Fall Seminar Series - November 10, 2005
University of Minnesota
School of Statistics
College of Liberal Arts

Signal Quality Measurements for cDNA Microarray Data

Tracy L. Bergemann
Division of Biostatistics
University of Minnesota

Thursday, November 10, 2005
3:30 PM, 115 Ford Hall
Minneapolis, East Bank Campus
Social at 3:00 PM, 300 Ford Hall

Abstract

Concerns about the reliability of transcription rates estimates derived from microarray data inspires ongoing research into measurement error in these experiments. Error happens at both the technical level within the lab and the experimental level. In this paper, we are concerned with measuring spot-specific error.

This paper outlines two different approaches to quantify the reliability of spot-specific intensity estimates. In both cases, the spatial correlation between pixels and its impact on spot quality is accounted for.
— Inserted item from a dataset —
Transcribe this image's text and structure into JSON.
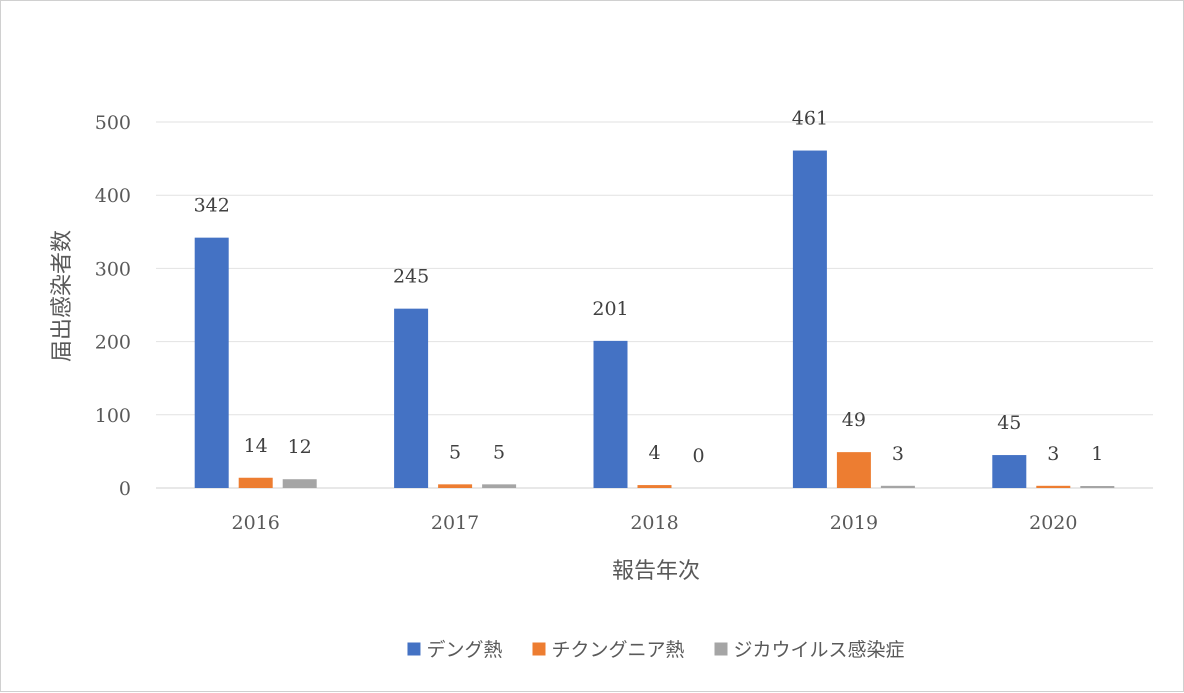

The first method is a straightforward parametric estimate of within-spot variance that assumes a Gaussian distribution and accounts for spatial correlation via an overdispersion factor. The second method employs a non-parametric quality estimate referred to throughout as the mean square prediction error (MSPE). The MSPE first smooths a pixel region and then measures the difference between actual pixel values and the smoother.

Both methods herein are compared for real and simulated data to assess numerical characteristics and the ability to describe poor spot quality. Further, we examine the use of spot quality estimates to increase efficiency in downstream analysis.